Das Café, das auf vietnamesischen Filterkaffee, vietnamesischen Tee und Streetfood-Grundnahrungsmittel wie Banh-Mi-Sandwiches spezialisiert ist, ist Nguyen Nam und Nguyen Linhs Liebesbrief an ihre vietnamesisch-französische Herkunft.
„Ich wollte ein vietnamesisches Café eröffnen, aber ich wollte nicht nur eine gute Tasse Kaffee servieren“, sagt Nam. „Ich wollte Kunden auf eine Reise mitnehmen, um die vietnamesische Kultur zu entdecken.“
Nam ist Vietnamesin, aber in Frankreich aufgewachsen; seine Frau Linh kam zum Studieren aus Vietnam nach Frankreich. Für Nam, einen ehemaligen IT-Projektmanager, ist Kaffee eine Gelegenheit, innezuhalten und den Moment zu genießen. In Vietnam, sagt er, werde Kaffee nie zum Mitnehmen getrunken.
„Mit einem vietnamesischen Filter zubereiteter Kaffee braucht Zeit“, sagt Nam. „Es ist Kaffee, der dazu einlädt, sich hinzusetzen und ihn mit jemandem zu teilen.“
Obwohl Vietnam ein bedeutender Kaffeeproduzent ist, gilt die Qualität der Bohnen, hauptsächlich Robusta, im Allgemeinen als minderwertig im Vergleich zu denen anderer Regionen. Doch mit dem wachsenden Interesse an Kaffee wächst auch die Nachfrage nach lokal angebautem Arabica und leichter gerösteten Bohnen.

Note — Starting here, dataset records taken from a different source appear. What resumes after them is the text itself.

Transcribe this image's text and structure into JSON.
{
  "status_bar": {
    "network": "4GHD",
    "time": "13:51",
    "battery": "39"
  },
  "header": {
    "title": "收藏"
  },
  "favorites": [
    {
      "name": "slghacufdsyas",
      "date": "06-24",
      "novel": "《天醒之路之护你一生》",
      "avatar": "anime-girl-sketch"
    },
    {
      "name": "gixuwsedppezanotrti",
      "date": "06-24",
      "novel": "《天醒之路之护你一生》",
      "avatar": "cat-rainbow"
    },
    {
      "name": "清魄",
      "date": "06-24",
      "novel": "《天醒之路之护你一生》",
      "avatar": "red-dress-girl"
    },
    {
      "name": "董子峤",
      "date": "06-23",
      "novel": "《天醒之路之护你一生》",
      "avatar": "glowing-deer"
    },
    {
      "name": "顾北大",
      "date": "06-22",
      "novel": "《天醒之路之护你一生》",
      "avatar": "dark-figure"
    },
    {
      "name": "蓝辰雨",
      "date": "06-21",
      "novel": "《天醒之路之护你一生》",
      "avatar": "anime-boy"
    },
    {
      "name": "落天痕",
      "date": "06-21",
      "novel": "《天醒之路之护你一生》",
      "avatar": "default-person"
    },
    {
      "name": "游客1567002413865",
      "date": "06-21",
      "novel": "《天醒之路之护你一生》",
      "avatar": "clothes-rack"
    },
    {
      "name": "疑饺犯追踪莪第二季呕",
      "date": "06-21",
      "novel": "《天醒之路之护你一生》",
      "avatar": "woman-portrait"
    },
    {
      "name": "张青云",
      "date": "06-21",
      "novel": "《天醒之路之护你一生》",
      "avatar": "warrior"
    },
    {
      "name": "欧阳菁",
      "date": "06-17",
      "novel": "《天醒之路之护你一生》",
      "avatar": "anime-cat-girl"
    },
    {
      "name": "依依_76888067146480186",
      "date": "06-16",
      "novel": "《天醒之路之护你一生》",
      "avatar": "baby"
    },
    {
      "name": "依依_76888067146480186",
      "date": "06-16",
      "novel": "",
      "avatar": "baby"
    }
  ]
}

Die Café-Kultur entwickelt sich in Vietnam auf neue und aufregende Weise. vor allem in Städten im Süden, wo eine Reihe von Cafés einen Spezialitätenkaffee-Ansatz verfolgen, der verschiedene Extraktionsmethoden und ein besonderes Augenmerk auf die Herkunft umfasst. Hanoi Corner versucht, die Vielfalt dieser Bewegung für ein französisches Publikum einzufangen, indem es sowohl dunkler geröstete Bohnen als auch modernere Interpretationen verwendet Der Workshop, ein Spezialitätenröster in Ho-Chi-Minh-Stadt.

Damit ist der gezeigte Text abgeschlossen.